There are ways to recreate cut threads e.g. using 'followers' but at the end of the day the method for recreating a known but unavailable pitch is called single-point threading and it's an option only really available on metalworking lathes. And not all lathes can cut all threads, since it's a matter of how the various gears work together.
Remember also that the shape of the threading (the thread profile) is also important in a softer material like wood, so this goes beyond the usual concern of 60° or 90°? (90 being preferred for wood for greater durability, even at very very coarse pitches.)
Given the amount of time, effort and experimentation required to recreate each one by other means I think this is a non-starter personally. But I can offer three workarounds.
Use the bottle, or at least a bottle, to cut the threading
Just as you can make rudimentary taps from screws or bolts one can, in theory at least, use the glass to cut its own threads. This is doable these days due to the widespread availability of diamond abrasive tooling for small Dremel-type drills or die grinders. You'd use these to cut multiple flutes in the threading — just one flute one is possibly asking too much of glass — possibly in stages, widening the flutes each time (rather than deepening them).

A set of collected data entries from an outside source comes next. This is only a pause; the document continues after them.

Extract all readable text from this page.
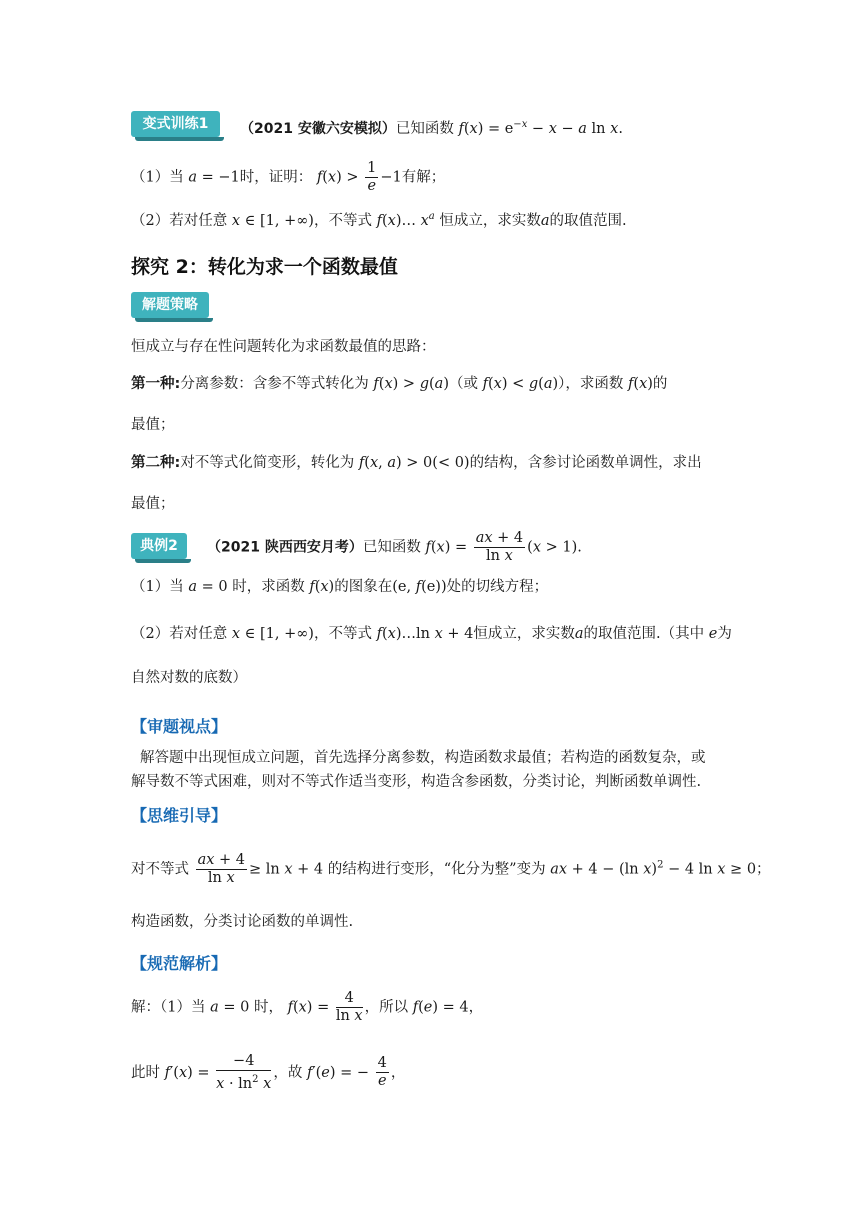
变式训练1	（2021 安徽六安模拟）已知函数 $f(x) = e^{-x} - x - a$ ln x.
（1）当 a = −1时，证明： $f(x) > \frac{1}{e} -1$有解；
（2）若对任意 x ∈ [1, +∞)，不等式 f(x)… $x^a$ 恒成立，求实数a的取值范围.
探究 2：转化为求一个函数最值
解题策略
恒成立与存在性问题转化为求函数最值的思路：
第一种:分离参数：含参不等式转化为 f(x) > g(a)（或 f(x) < g(a)），求函数 f(x)的
最值；
第二种:对不等式化简变形，转化为 f(x, a) > 0(< 0)的结构，含参讨论函数单调性，求出
最值；
典例2	（2021 陕西西安月考）已知函数 $f(x) = \frac{ax + 4}{\text{ln x}} (x > 1)$.
（1）当 a = 0 时，求函数 f(x)的图象在(e, f(e))处的切线方程；
（2）若对任意 x ∈ [1, +∞)，不等式 f(x)…ln x + 4恒成立，求实数a的取值范围.（其中 e为
自然对数的底数）
【审题视点】
解答题中出现恒成立问题，首先选择分离参数，构造函数求最值；若构造的函数复杂，或
解导数不等式困难，则对不等式作适当变形，构造含参函数，分类讨论，判断函数单调性.
【思维引导】
对不等式 $\frac{ax + 4}{\text{ln x}} \ge \ln x + 4$ 的结构进行变形，“化分为整”变为 ax + 4 − (ln x)$^2$ − 4 ln x ≥ 0；
构造函数，分类讨论函数的单调性.
【规范解析】
解：（1）当 a = 0 时， $f(x) = \frac{4}{\text{ln x}}$ ，所以 f(e) = 4，
此时 $f'(x) = \frac{-4}{x \cdot \ln^2 x}$ ，故 f′(e) = − $\frac{4}{e}$ ，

I think you'd need at least two of each bottle type to make this workable. The bottle to cut the threading being sacrificial since its threads will be permanently altered and this could make it unusable in the normal way.
Form the thread in something other than wood
Drill an oversize hole, smoosh in something that will conform and harden, then screw the cap on and clean up the inevitable squeezeout. Then leave the material to dry/harden. This could make for an easy-to-do and long-lasting solution, adaptable to nearly anything.
The obvious first thought here for me is to use thickened epoxy, but commercial epoxy putties (which I'm often not a fan of for woodworking) could work great for this. If you already have Aurolite or similar adhesive, like epoxy they can be mixed with wood dust to form a paste that is very strong upon curing. Going by its reputation, Durham's Water Putty could be good for this too.
Any hard-setting heat-formable plastic such as Polymorph could be used too I think, although I'm not sure about the bond with the wood.
And last but not least....
You already have something with the threads in it
You already have caps for each bottle, how about just setting them into holes in the wood caps?
A surprising number of commercial wooden bottle caps use this basic method, with an insert going into a much-simpler-to-produce basic wooden turning. Although the threaded portion is usually plastic the basic principle would hold for the existing caps which I'm presuming are mostly thin metal as on screw-on caps for wine bottles.
This is arguably the least elegant solution, but it's fast, direct and simple: drill your oversize hole, scuff up the exterior of the existing cap, epoxy in place, wait for the epoxy to cure, done.